THUNDER BAY -- RegenMed is asking the city for an extension that would result in the non-profit biomedical facility only starting to repay more than $500,000 in loans nearly a decade after that money was received.
The Lake Superior Centre for Regenerative Medicine has requested Thunder Bay city council approve a two-year delay to start its repayment schedule in 2021.
The city had provided three interest-free loans totalling $550,000 in 2012 and 2013. A repayment schedule of nearly $5,000 monthly installments for 10 years was scheduled to begin at the beginning of this month.

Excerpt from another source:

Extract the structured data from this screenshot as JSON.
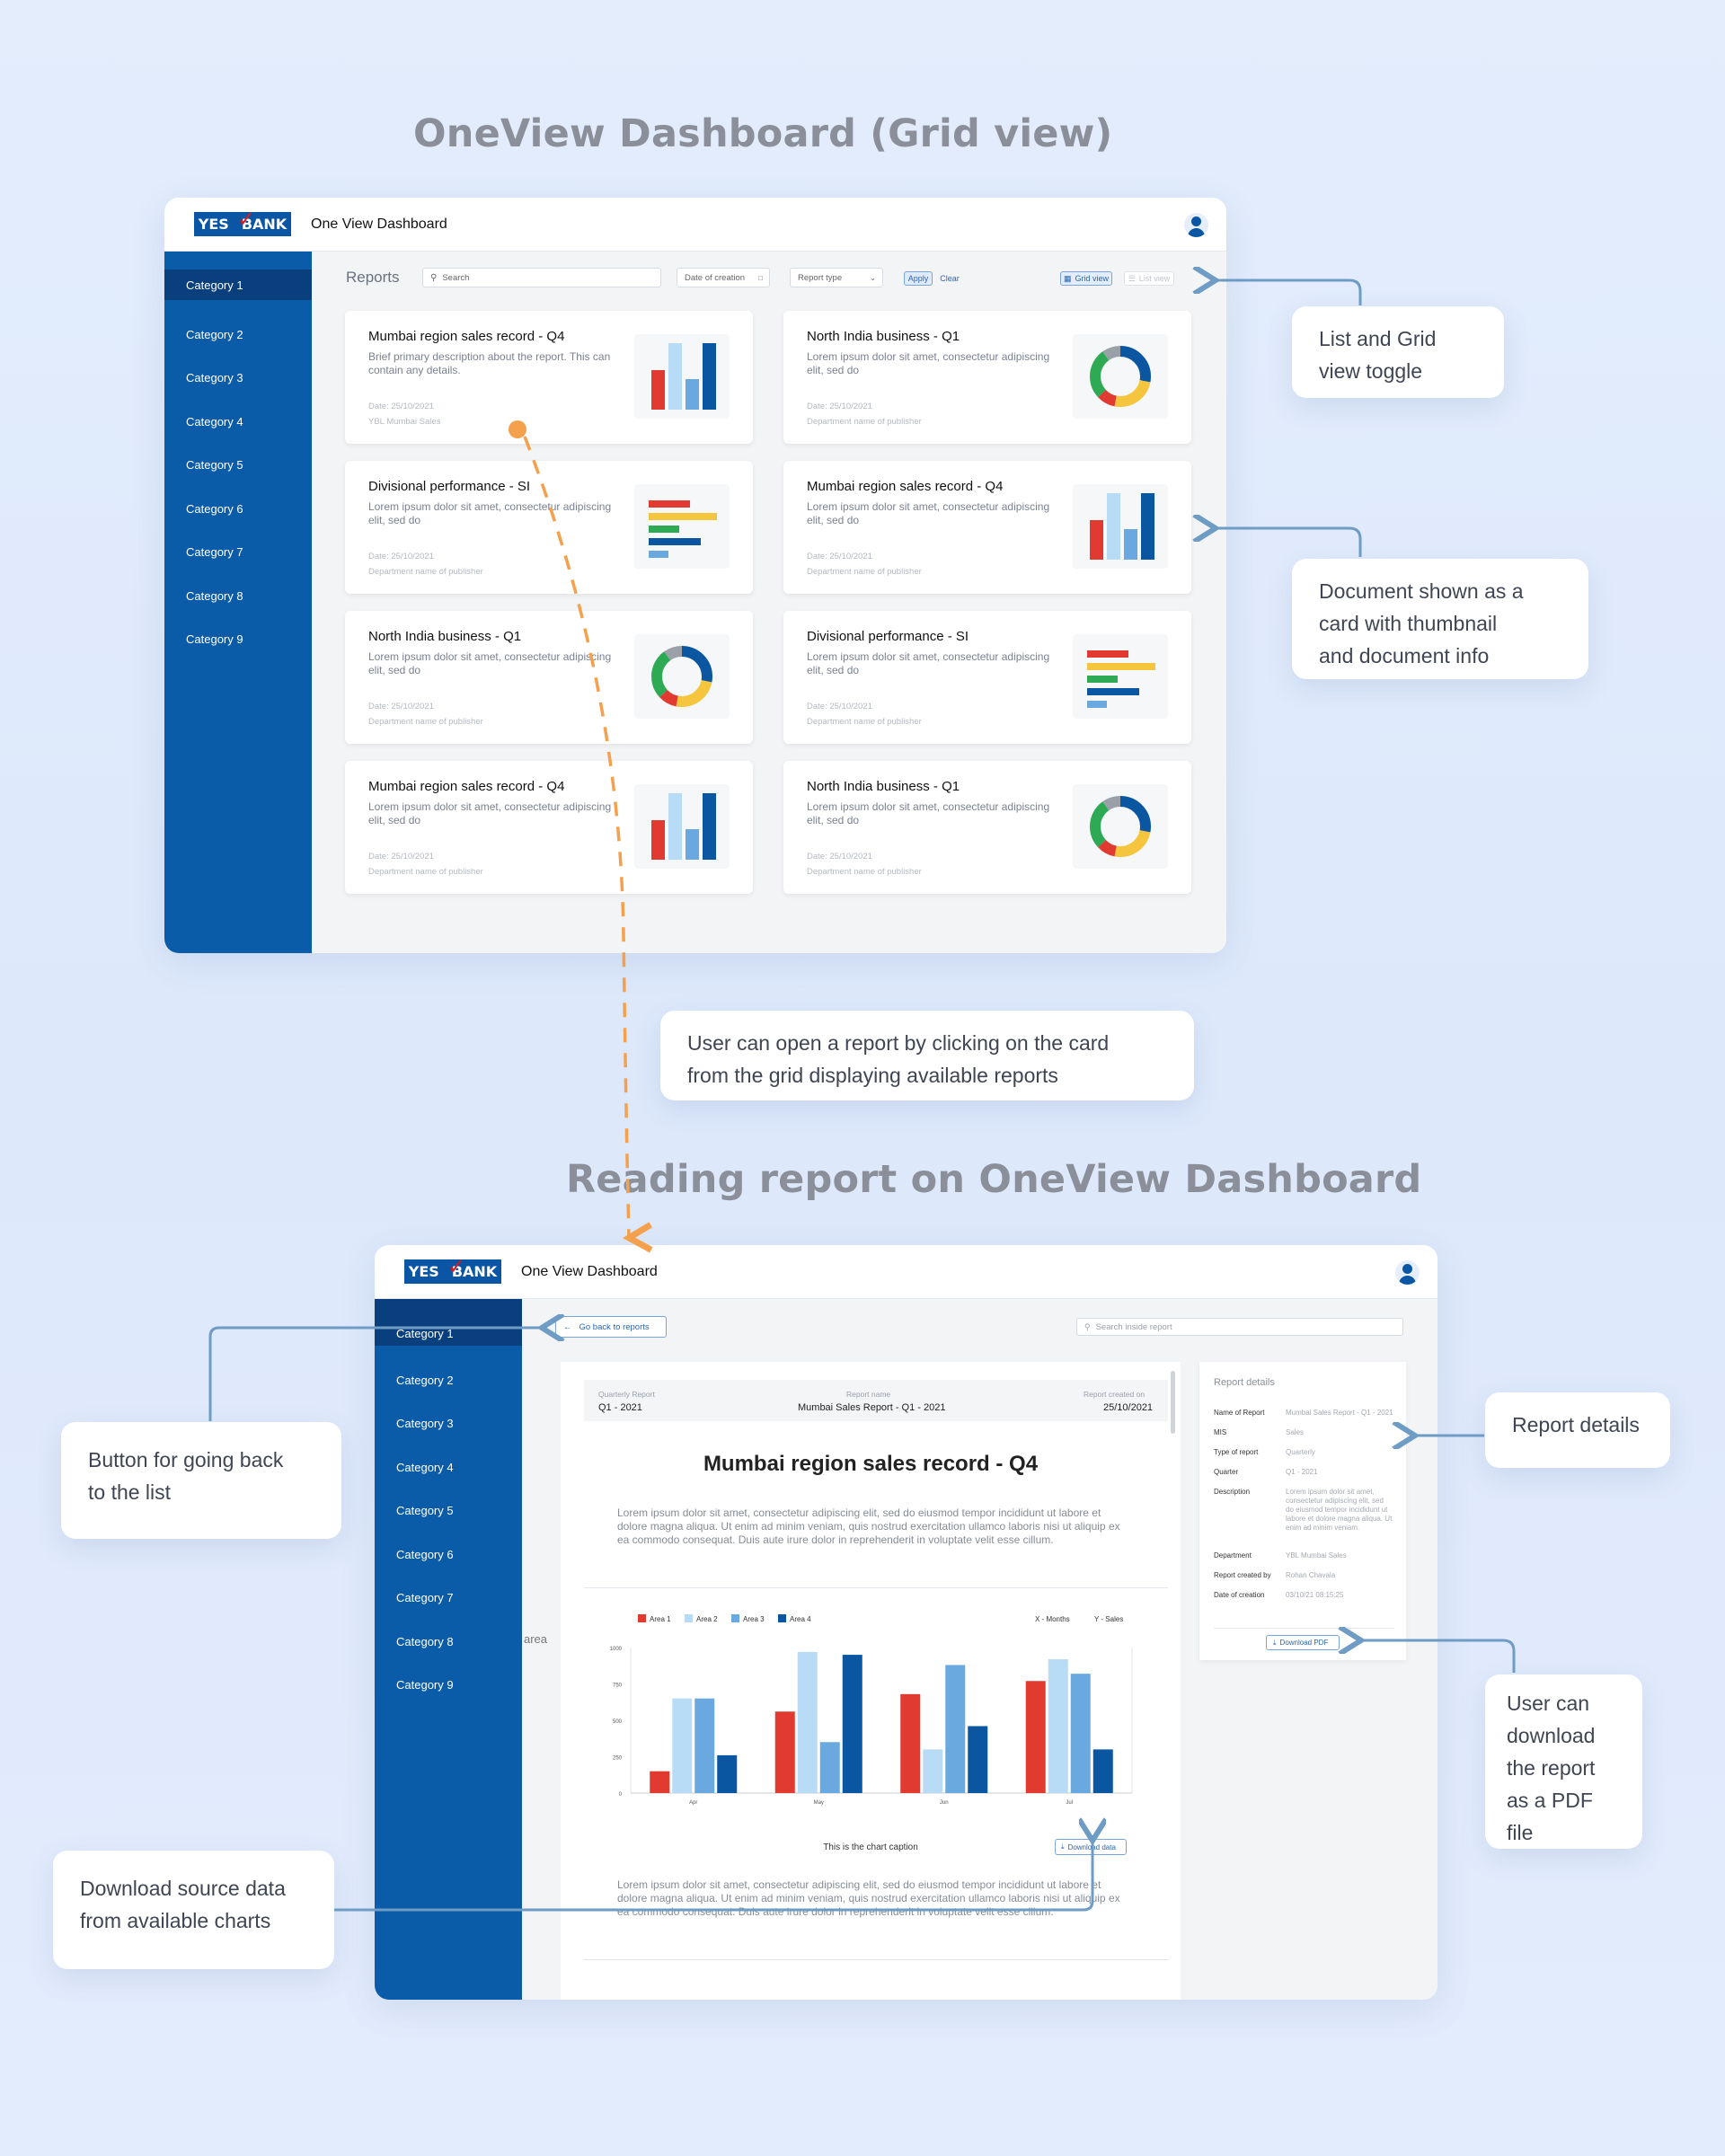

Coun. Brian McKinnon, the chair of the city's intergovernmental affairs committee, brought forward the request at Monday night's meeting and noted the city's long history with RegenMed.
"It's a local company that is on the verge of greatness. I'm going to keep saying that," McKinnon said. "We have worked long and hard at this, about going on 10 years now. They had borrowed some money from us and did promise to pay it back except they can't meet their payment date this particular April."
McKinnon said the initial installment scheduled for this month has been deferred.
Mayor Bill Mauro, who during his time as Thunder Bay-Atikokan MPP and a cabinet minister within the former Liberal provincial government announced last year the facility would become Ontario's tissue processing centre, said he also had a "long and somewhat torturous history" with RegenMed.
"They have the potential for some incredibly good news for the city and I would remark has been a good news story to this point," Mauro said. "It looked like it had the potential to become very much larger in terms of its significant positive impact on the community."
RegenMed is the province's designated bone and connective tissue processing centre, while heart valve and skin processing are done at facilities in Toronto. That announced expansion would result in preparation, storage and distribution of all bone, skin, heart valve and connective tissue for transplant purposes being done at the centre.
In January, RegenMed officials said that expansion was awaiting a government review being conducted by the current Progressive Conservative government.
Mauro had suggested the meeting go into closed session but council instead voted in favour of his proposal to refer the matter back to city administration.
The city had also given RegenMed a $500,000 non-repayable contribution in July 2011.